= Peggy McDowell Curlin =

American women's health advocate

Peggy McDowell Curlin (2 January 1940 – 24 September 2005) was an American women's health advocate from Harlan, Kentucky.

== Early life ==
Curlin was born in 1940 in Harlan, Kentucky and attended Centre College, a liberal arts college in Danville, Kentucky. There, she obtained a bachelor's degree. Also at Centre College, she met her husband, George Curlin who later became a physician with the U.S. Public Health Service.

== Career ==
Curlin spent the majority of her career advocating for the women's health initiative. On a trip to Bangladesh, Curlin noticed the disadvantage women in poorer conditions had. Upset, Curlin wanted to change the condition the women were in. They no access to necessary health vaccinations and care needed. From there, she began fighting for them. Peggy Curlin set up teams of female health advocates to volunteer to give women and children the necessary vaccines that were not being provided.
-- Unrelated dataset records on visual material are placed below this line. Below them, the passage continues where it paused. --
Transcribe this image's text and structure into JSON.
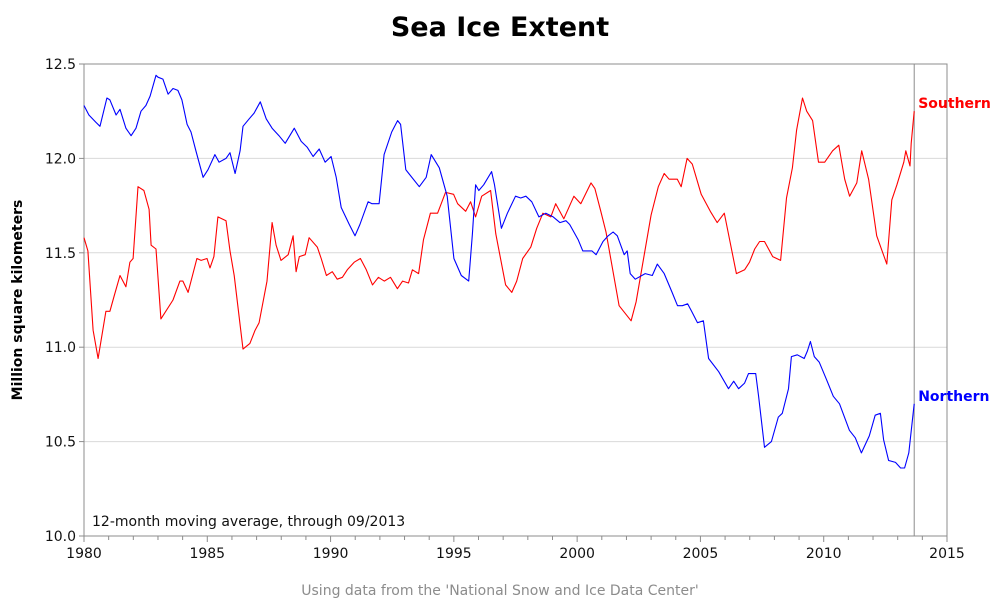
{
  "chart_data": {
    "type": "line",
    "title": "Sea Ice Extent",
    "xlabel": "",
    "ylabel": "Million square kilometers",
    "xlim": [
      1980,
      2015
    ],
    "ylim": [
      10.0,
      12.5
    ],
    "x_ticks": [
      1980,
      1985,
      1990,
      1995,
      2000,
      2005,
      2010,
      2015
    ],
    "x_tick_labels": [
      "1980",
      "1985",
      "1990",
      "1995",
      "2000",
      "2005",
      "2010",
      "2015"
    ],
    "x_minor_tick_step": 1,
    "y_ticks": [
      10.0,
      10.5,
      11.0,
      11.5,
      12.0,
      12.5
    ],
    "y_tick_labels": [
      "10.0",
      "10.5",
      "11.0",
      "11.5",
      "12.0",
      "12.5"
    ],
    "grid": "horizontal",
    "reference_line_x": 2013.67,
    "annotation": "12-month moving average, through 09/2013",
    "footnote": "Using data from the 'National Snow and Ice Data Center'",
    "legend": "inline-right",
    "series": [
      {
        "name": "Southern",
        "color": "#ff0000",
        "points": [
          [
            1980.0,
            11.58
          ],
          [
            1980.16,
            11.51
          ],
          [
            1980.37,
            11.09
          ],
          [
            1980.57,
            10.94
          ],
          [
            1980.89,
            11.19
          ],
          [
            1981.05,
            11.19
          ],
          [
            1981.22,
            11.27
          ],
          [
            1981.46,
            11.38
          ],
          [
            1981.7,
            11.32
          ],
          [
            1981.86,
            11.45
          ],
          [
            1981.99,
            11.47
          ],
          [
            1982.19,
            11.85
          ],
          [
            1982.43,
            11.83
          ],
          [
            1982.64,
            11.73
          ],
          [
            1982.72,
            11.54
          ],
          [
            1982.92,
            11.52
          ],
          [
            1983.12,
            11.15
          ],
          [
            1983.61,
            11.25
          ],
          [
            1983.89,
            11.35
          ],
          [
            1984.01,
            11.35
          ],
          [
            1984.22,
            11.29
          ],
          [
            1984.58,
            11.47
          ],
          [
            1984.75,
            11.46
          ],
          [
            1984.99,
            11.47
          ],
          [
            1985.11,
            11.42
          ],
          [
            1985.27,
            11.48
          ],
          [
            1985.43,
            11.69
          ],
          [
            1985.76,
            11.67
          ],
          [
            1985.92,
            11.51
          ],
          [
            1986.09,
            11.38
          ],
          [
            1986.45,
            10.99
          ],
          [
            1986.73,
            11.02
          ],
          [
            1986.94,
            11.09
          ],
          [
            1987.1,
            11.13
          ],
          [
            1987.42,
            11.35
          ],
          [
            1987.63,
            11.66
          ],
          [
            1987.79,
            11.54
          ],
          [
            1987.99,
            11.46
          ],
          [
            1988.28,
            11.49
          ],
          [
            1988.48,
            11.59
          ],
          [
            1988.6,
            11.4
          ],
          [
            1988.73,
            11.48
          ],
          [
            1988.97,
            11.49
          ],
          [
            1989.13,
            11.58
          ],
          [
            1989.46,
            11.53
          ],
          [
            1989.62,
            11.47
          ],
          [
            1989.83,
            11.38
          ],
          [
            1990.07,
            11.4
          ],
          [
            1990.27,
            11.36
          ],
          [
            1990.48,
            11.37
          ],
          [
            1990.68,
            11.41
          ],
          [
            1990.96,
            11.45
          ],
          [
            1991.21,
            11.47
          ],
          [
            1991.45,
            11.41
          ],
          [
            1991.7,
            11.33
          ],
          [
            1991.94,
            11.37
          ],
          [
            1992.18,
            11.35
          ],
          [
            1992.43,
            11.37
          ],
          [
            1992.71,
            11.31
          ],
          [
            1992.92,
            11.35
          ],
          [
            1993.16,
            11.34
          ],
          [
            1993.32,
            11.41
          ],
          [
            1993.57,
            11.39
          ],
          [
            1993.77,
            11.57
          ],
          [
            1994.05,
            11.71
          ],
          [
            1994.34,
            11.71
          ],
          [
            1994.66,
            11.82
          ],
          [
            1994.99,
            11.81
          ],
          [
            1995.15,
            11.76
          ],
          [
            1995.48,
            11.72
          ],
          [
            1995.68,
            11.77
          ],
          [
            1995.88,
            11.69
          ],
          [
            1996.13,
            11.8
          ],
          [
            1996.49,
            11.83
          ],
          [
            1996.7,
            11.6
          ],
          [
            1997.1,
            11.33
          ],
          [
            1997.35,
            11.29
          ],
          [
            1997.55,
            11.35
          ],
          [
            1997.79,
            11.47
          ],
          [
            1998.12,
            11.53
          ],
          [
            1998.36,
            11.63
          ],
          [
            1998.61,
            11.71
          ],
          [
            1998.93,
            11.69
          ],
          [
            1999.13,
            11.76
          ],
          [
            1999.46,
            11.68
          ],
          [
            1999.87,
            11.8
          ],
          [
            2000.15,
            11.76
          ],
          [
            2000.56,
            11.87
          ],
          [
            2000.72,
            11.84
          ],
          [
            2000.96,
            11.72
          ],
          [
            2001.17,
            11.61
          ],
          [
            2001.7,
            11.22
          ],
          [
            2002.19,
            11.14
          ],
          [
            2002.39,
            11.24
          ],
          [
            2003.0,
            11.7
          ],
          [
            2003.29,
            11.85
          ],
          [
            2003.53,
            11.92
          ],
          [
            2003.73,
            11.89
          ],
          [
            2004.06,
            11.89
          ],
          [
            2004.22,
            11.85
          ],
          [
            2004.46,
            12.0
          ],
          [
            2004.67,
            11.97
          ],
          [
            2005.03,
            11.81
          ],
          [
            2005.4,
            11.72
          ],
          [
            2005.68,
            11.66
          ],
          [
            2005.97,
            11.71
          ],
          [
            2006.46,
            11.39
          ],
          [
            2006.79,
            11.41
          ],
          [
            2006.99,
            11.45
          ],
          [
            2007.2,
            11.52
          ],
          [
            2007.4,
            11.56
          ],
          [
            2007.6,
            11.56
          ],
          [
            2007.93,
            11.48
          ],
          [
            2008.25,
            11.46
          ],
          [
            2008.49,
            11.79
          ],
          [
            2008.73,
            11.95
          ],
          [
            2008.9,
            12.15
          ],
          [
            2009.14,
            12.32
          ],
          [
            2009.31,
            12.25
          ],
          [
            2009.55,
            12.2
          ],
          [
            2009.79,
            11.98
          ],
          [
            2010.04,
            11.98
          ],
          [
            2010.36,
            12.04
          ],
          [
            2010.61,
            12.07
          ],
          [
            2010.77,
            11.95
          ],
          [
            2010.85,
            11.89
          ],
          [
            2011.05,
            11.8
          ],
          [
            2011.34,
            11.87
          ],
          [
            2011.54,
            12.04
          ],
          [
            2011.82,
            11.89
          ],
          [
            2012.15,
            11.59
          ],
          [
            2012.56,
            11.44
          ],
          [
            2012.76,
            11.78
          ],
          [
            2012.97,
            11.86
          ],
          [
            2013.25,
            11.98
          ],
          [
            2013.33,
            12.04
          ],
          [
            2013.5,
            11.96
          ],
          [
            2013.55,
            12.08
          ],
          [
            2013.67,
            12.25
          ]
        ]
      },
      {
        "name": "Northern",
        "color": "#0000ff",
        "points": [
          [
            1980.0,
            12.28
          ],
          [
            1980.2,
            12.23
          ],
          [
            1980.49,
            12.19
          ],
          [
            1980.65,
            12.17
          ],
          [
            1980.93,
            12.32
          ],
          [
            1981.05,
            12.31
          ],
          [
            1981.3,
            12.23
          ],
          [
            1981.46,
            12.26
          ],
          [
            1981.7,
            12.16
          ],
          [
            1981.91,
            12.12
          ],
          [
            1982.11,
            12.16
          ],
          [
            1982.31,
            12.25
          ],
          [
            1982.51,
            12.28
          ],
          [
            1982.68,
            12.33
          ],
          [
            1982.92,
            12.44
          ],
          [
            1983.0,
            12.43
          ],
          [
            1983.2,
            12.42
          ],
          [
            1983.41,
            12.34
          ],
          [
            1983.61,
            12.37
          ],
          [
            1983.81,
            12.36
          ],
          [
            1983.97,
            12.31
          ],
          [
            1984.18,
            12.18
          ],
          [
            1984.34,
            12.14
          ],
          [
            1984.54,
            12.04
          ],
          [
            1984.83,
            11.9
          ],
          [
            1985.03,
            11.94
          ],
          [
            1985.31,
            12.02
          ],
          [
            1985.48,
            11.98
          ],
          [
            1985.76,
            12.0
          ],
          [
            1985.92,
            12.03
          ],
          [
            1986.13,
            11.92
          ],
          [
            1986.33,
            12.04
          ],
          [
            1986.45,
            12.17
          ],
          [
            1986.7,
            12.21
          ],
          [
            1986.9,
            12.24
          ],
          [
            1987.15,
            12.3
          ],
          [
            1987.39,
            12.21
          ],
          [
            1987.63,
            12.16
          ],
          [
            1987.91,
            12.12
          ],
          [
            1988.16,
            12.08
          ],
          [
            1988.53,
            12.16
          ],
          [
            1988.81,
            12.09
          ],
          [
            1989.05,
            12.06
          ],
          [
            1989.29,
            12.01
          ],
          [
            1989.54,
            12.05
          ],
          [
            1989.78,
            11.98
          ],
          [
            1990.02,
            12.01
          ],
          [
            1990.23,
            11.9
          ],
          [
            1990.43,
            11.74
          ],
          [
            1990.76,
            11.65
          ],
          [
            1990.99,
            11.59
          ],
          [
            1991.19,
            11.65
          ],
          [
            1991.52,
            11.77
          ],
          [
            1991.68,
            11.76
          ],
          [
            1991.97,
            11.76
          ],
          [
            1992.17,
            12.02
          ],
          [
            1992.48,
            12.14
          ],
          [
            1992.72,
            12.2
          ],
          [
            1992.84,
            12.18
          ],
          [
            1993.05,
            11.94
          ],
          [
            1993.11,
            11.93
          ],
          [
            1993.6,
            11.85
          ],
          [
            1993.88,
            11.9
          ],
          [
            1994.08,
            12.02
          ],
          [
            1994.41,
            11.95
          ],
          [
            1994.73,
            11.8
          ],
          [
            1995.0,
            11.47
          ],
          [
            1995.3,
            11.38
          ],
          [
            1995.6,
            11.35
          ],
          [
            1995.75,
            11.6
          ],
          [
            1995.88,
            11.86
          ],
          [
            1996.01,
            11.83
          ],
          [
            1996.21,
            11.86
          ],
          [
            1996.53,
            11.93
          ],
          [
            1996.65,
            11.86
          ],
          [
            1996.93,
            11.63
          ],
          [
            1997.17,
            11.71
          ],
          [
            1997.5,
            11.8
          ],
          [
            1997.71,
            11.79
          ],
          [
            1997.92,
            11.8
          ],
          [
            1998.16,
            11.77
          ],
          [
            1998.45,
            11.69
          ],
          [
            1998.73,
            11.71
          ],
          [
            1999.03,
            11.69
          ],
          [
            1999.3,
            11.66
          ],
          [
            1999.55,
            11.67
          ],
          [
            1999.7,
            11.65
          ],
          [
            2000.04,
            11.57
          ],
          [
            2000.23,
            11.51
          ],
          [
            2000.6,
            11.51
          ],
          [
            2000.77,
            11.49
          ],
          [
            2001.05,
            11.56
          ],
          [
            2001.26,
            11.59
          ],
          [
            2001.46,
            11.61
          ],
          [
            2001.63,
            11.59
          ],
          [
            2001.91,
            11.49
          ],
          [
            2002.03,
            11.51
          ],
          [
            2002.15,
            11.39
          ],
          [
            2002.36,
            11.36
          ],
          [
            2002.76,
            11.39
          ],
          [
            2003.05,
            11.38
          ],
          [
            2003.25,
            11.44
          ],
          [
            2003.53,
            11.39
          ],
          [
            2003.85,
            11.29
          ],
          [
            2004.07,
            11.22
          ],
          [
            2004.27,
            11.22
          ],
          [
            2004.48,
            11.23
          ],
          [
            2004.64,
            11.19
          ],
          [
            2004.88,
            11.13
          ],
          [
            2005.12,
            11.14
          ],
          [
            2005.33,
            10.94
          ],
          [
            2005.74,
            10.87
          ],
          [
            2006.14,
            10.78
          ],
          [
            2006.35,
            10.82
          ],
          [
            2006.55,
            10.78
          ],
          [
            2006.79,
            10.81
          ],
          [
            2006.95,
            10.86
          ],
          [
            2007.24,
            10.86
          ],
          [
            2007.36,
            10.74
          ],
          [
            2007.6,
            10.47
          ],
          [
            2007.88,
            10.5
          ],
          [
            2008.16,
            10.63
          ],
          [
            2008.32,
            10.65
          ],
          [
            2008.57,
            10.78
          ],
          [
            2008.69,
            10.95
          ],
          [
            2008.93,
            10.96
          ],
          [
            2009.21,
            10.94
          ],
          [
            2009.34,
            10.98
          ],
          [
            2009.46,
            11.03
          ],
          [
            2009.62,
            10.95
          ],
          [
            2009.82,
            10.92
          ],
          [
            2010.11,
            10.83
          ],
          [
            2010.39,
            10.74
          ],
          [
            2010.64,
            10.7
          ],
          [
            2011.04,
            10.56
          ],
          [
            2011.28,
            10.52
          ],
          [
            2011.53,
            10.44
          ],
          [
            2011.85,
            10.53
          ],
          [
            2012.09,
            10.64
          ],
          [
            2012.3,
            10.65
          ],
          [
            2012.43,
            10.51
          ],
          [
            2012.63,
            10.4
          ],
          [
            2012.91,
            10.39
          ],
          [
            2013.12,
            10.36
          ],
          [
            2013.28,
            10.36
          ],
          [
            2013.45,
            10.44
          ],
          [
            2013.67,
            10.7
          ]
        ]
      }
    ]
  }
}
When Curlin returned to the United States, she joined the Centre for Development and Population Activities (CEDPA) in Washington D.C. From that point, she took on the title of President from 1989 to 2003.

== Accomplishments ==
When Curlin joined the CEDPA, she was only a programs officer but quickly moved up her post to vice president, and then president.  Peggy Curlin was so passionate and such a great leader that during her presidency, CEDPA became one of the world's most successful non-governmental organizations. Peggy Curlin working for CEDPA can be credited to establishing basic needs for thousands of women in several countries.